C'è l'odore stantio di mimose oggi in giro. Mimose ai semafori, mimose accartocciate nella tasca degli impermeabili grigio topo. C'è tutta la marmellata della festa della donna in un Paese in cui non esiste la festa dell'uomo. Non esiste mica la festa dell'uomo perché le feste, qui da noi, si confezionano per una pietosa formula di cortesia istituzionale: la festa dei nonni (poveri nonni), la festa dei cani (poveri animali), la festa dei papà (poveri papà), la festa delle mamme (povere mamme). Non si nega una festa a nessuno qui, basta poi che non rompano i coglioni per il resto dell'anno.
C'è la festa della donna e nell'epoca della politica social diventa ancora più facile: basta cercare su google un aforisma, poi un'immagine buona ma ma non abusata, confezionare il bigliettino fatto di bit e spargerlo sulla bacheca di Facebook o sulla timeline di twitter del deputato o senatore.

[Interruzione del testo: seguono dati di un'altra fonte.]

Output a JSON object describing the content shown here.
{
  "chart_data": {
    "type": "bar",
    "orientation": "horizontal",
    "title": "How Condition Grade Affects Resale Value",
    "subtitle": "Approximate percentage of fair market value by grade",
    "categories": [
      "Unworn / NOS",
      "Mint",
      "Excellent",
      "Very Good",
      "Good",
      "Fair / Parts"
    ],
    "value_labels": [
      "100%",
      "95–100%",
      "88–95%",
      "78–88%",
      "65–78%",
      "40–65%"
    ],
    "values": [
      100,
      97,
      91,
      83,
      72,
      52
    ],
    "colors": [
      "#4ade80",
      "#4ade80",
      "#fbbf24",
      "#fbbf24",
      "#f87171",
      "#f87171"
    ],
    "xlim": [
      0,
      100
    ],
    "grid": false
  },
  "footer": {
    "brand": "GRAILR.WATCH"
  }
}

E per un giorno, tutto il giorno, farsi, frammette, mimosine, auguri pronunciati con la bocca a culo di gallina e ci si trascina fino a sera. La festa della donna è il viagra dell'attenzione da parte degli uomini. Dura ventiquattro ore. Poi la cura si affloscia. E si torna tutti come prima.

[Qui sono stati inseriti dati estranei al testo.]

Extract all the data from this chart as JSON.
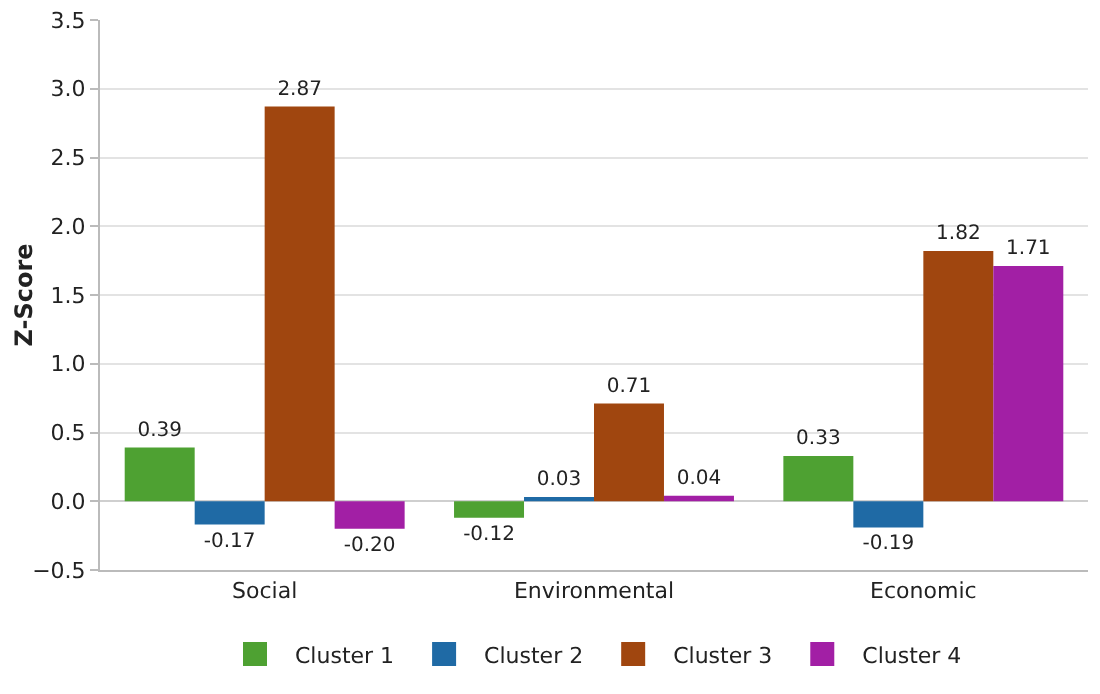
{
  "chart_data": {
    "type": "bar",
    "ylabel": "Z-Score",
    "categories": [
      "Social",
      "Environmental",
      "Economic"
    ],
    "series": [
      {
        "name": "Cluster 1",
        "color": "#4ea132",
        "values": [
          0.39,
          -0.12,
          0.33
        ],
        "value_labels": [
          "0.39",
          "-0.12",
          "0.33"
        ]
      },
      {
        "name": "Cluster 2",
        "color": "#1f6aa5",
        "values": [
          -0.17,
          0.03,
          -0.19
        ],
        "value_labels": [
          "-0.17",
          "0.03",
          "-0.19"
        ]
      },
      {
        "name": "Cluster 3",
        "color": "#a0460f",
        "values": [
          2.87,
          0.71,
          1.82
        ],
        "value_labels": [
          "2.87",
          "0.71",
          "1.82"
        ]
      },
      {
        "name": "Cluster 4",
        "color": "#a21fa5",
        "values": [
          -0.2,
          0.04,
          1.71
        ],
        "value_labels": [
          "-0.20",
          "0.04",
          "1.71"
        ]
      }
    ],
    "ylim": [
      -0.5,
      3.5
    ],
    "yticks": [
      {
        "value": -0.5,
        "label": "−0.5"
      },
      {
        "value": 0,
        "label": "0.0"
      },
      {
        "value": 0.5,
        "label": "0.5"
      },
      {
        "value": 1,
        "label": "1.0"
      },
      {
        "value": 1.5,
        "label": "1.5"
      },
      {
        "value": 2,
        "label": "2.0"
      },
      {
        "value": 2.5,
        "label": "2.5"
      },
      {
        "value": 3,
        "label": "3.0"
      },
      {
        "value": 3.5,
        "label": "3.5"
      }
    ],
    "grid": "y",
    "legend": "bottom"
  }
}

Sarebbe stato bello, ad esempio, che questa mattina qualcuno del governo, al suono della sveglia si fosse ricordato che nel mare magnum delle nomine "pubblicitarie" di questi anni non si sia trovato il tempo per qualcuno alle Pari Opportunità. Lì dove ci stava la Carfagna (per dire) oggi si è riuscito a fare peggio senza metterci nessuno. Oppure sarebbe bello che Renzi, anche dalla D'Urso sarebbe andato bene, avesse dichiarato che il miglior regalo per un 8 marzo che duri fino al 31 dicembre sia il diritto di esercitare i diritti. Perché la donna a cui oggi porgete la mimosa è la stessa donna che deve affrontare un percorso di colpevolizzazione per non riuscire nemmeno ad abortire nelle strutture pubbliche. Quella donna lì è la stessa che viene rimbalzata come un'adolescente dispettosa da qualche medico obiettore (che obietta sui diritti delle donne, appunto). La donna a cui porgete la mimosa è la stessa che ha studiato più e meglio di voi ed è la vostra segretaria. La donna a cui porgete la mimosa è quella che per "buon costume" ha saputo poco e male della contraccezione. La donna a cui porgete la mimosa è la stessa con gli occhi pesti che cadde tutte le settimane dalle scale e la incontrate sul pianerottolo. La donna a cui porgete la mimosa è la stessa che cavalcate per 30 euro, che non vi fa domande, a cui non dovete risposte.
Ecco, forse sarebbe il caso di prendersi cura. Nel senso affettivo e non medicale del termine. Prendersi cura della sceneggiatura mica di una festa che sia festosa come non mai ma prendersi cura del copione di tutti i giorni, tra uomo e donna, in un quotidiano che non può permettersi di abituarsi alla sclerotizzazione delle differenze come se fossero semplicemente il ritardo cronico del bus. Caro Matteo, fai un regalo alle donne, semplice semplice: che abbiano il diritto di esercitare i loro diritti. Facciamo un regalo alle donne. Ma che ci costi davvero. Non preso al volo a una bancarella all'incrocio o dal finestrino al semaforo.